The proposed amendments mainly engage in the definition of “control,” the board of directors composition, particularly replacing the obligation to appoint outside directors with the obligation to maintain an independent majority on the board of directors, and improving the processes for appointing directors and approving transactions with dominant shareholders.

As of now, the draft bill has not yet completed the requisite legislative process. Therefore, if ratified, the final version of the law may differ from the current draft bill.

Amendment Highlights

Public Companies with No Controlling Shareholder

Amending the definition of “control” in the Securities Law and the Companies Law as it pertains to public companies

The amendment proposes to add a rebuttable presumption that holding 25% or more of the means of control will be deemed control of the company if no other shareholder possesses more than 50% of the means of control.
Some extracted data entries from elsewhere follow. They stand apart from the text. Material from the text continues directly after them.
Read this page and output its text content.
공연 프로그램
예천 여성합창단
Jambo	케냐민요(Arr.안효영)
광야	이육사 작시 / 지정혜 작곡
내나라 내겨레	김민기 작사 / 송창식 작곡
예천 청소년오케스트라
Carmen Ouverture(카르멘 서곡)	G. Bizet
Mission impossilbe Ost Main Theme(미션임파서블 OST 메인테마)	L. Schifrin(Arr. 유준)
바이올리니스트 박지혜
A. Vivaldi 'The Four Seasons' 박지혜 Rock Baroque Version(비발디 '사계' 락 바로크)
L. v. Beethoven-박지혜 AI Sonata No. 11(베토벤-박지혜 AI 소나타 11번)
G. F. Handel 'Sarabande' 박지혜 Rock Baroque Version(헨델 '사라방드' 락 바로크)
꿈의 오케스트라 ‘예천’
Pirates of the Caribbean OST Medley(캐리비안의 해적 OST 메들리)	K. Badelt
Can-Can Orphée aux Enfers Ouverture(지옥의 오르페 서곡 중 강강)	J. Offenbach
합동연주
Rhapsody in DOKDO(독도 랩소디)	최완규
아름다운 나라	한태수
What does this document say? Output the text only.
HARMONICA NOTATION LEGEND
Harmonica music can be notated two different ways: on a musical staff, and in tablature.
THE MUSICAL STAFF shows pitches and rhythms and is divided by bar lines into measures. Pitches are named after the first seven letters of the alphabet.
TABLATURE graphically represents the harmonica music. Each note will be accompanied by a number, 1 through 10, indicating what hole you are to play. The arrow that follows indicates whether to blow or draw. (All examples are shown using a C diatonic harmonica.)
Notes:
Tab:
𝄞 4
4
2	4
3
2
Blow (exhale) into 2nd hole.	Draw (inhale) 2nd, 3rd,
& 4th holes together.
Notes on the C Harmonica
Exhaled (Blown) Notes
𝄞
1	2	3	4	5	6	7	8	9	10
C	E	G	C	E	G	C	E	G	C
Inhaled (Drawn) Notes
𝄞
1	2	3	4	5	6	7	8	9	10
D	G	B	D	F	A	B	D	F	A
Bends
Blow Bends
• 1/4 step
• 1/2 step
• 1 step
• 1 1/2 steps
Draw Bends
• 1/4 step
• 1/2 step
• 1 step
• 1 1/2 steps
Composition of the board of directors and board committees in a public companies without controlling shareholder

The amendment proposes replacing the obligation to appoint outside directors to the boards of directors of such companies with the obligation that the majority of the board members be independent directors. The amendment also proposes that all independent directors must possess either accounting expertise (at least one of them) or financial expertise, or professional qualifications, and that at least two of them must be residents of Israel.

The board of directors will be required to define the desired mix of board members, based on the company’s characteristics, needs, and challenges. The board will also have to define the qualifications it believes its members must have, as the basis for selecting candidates the board will nominate for office as directors for approval by the general meeting.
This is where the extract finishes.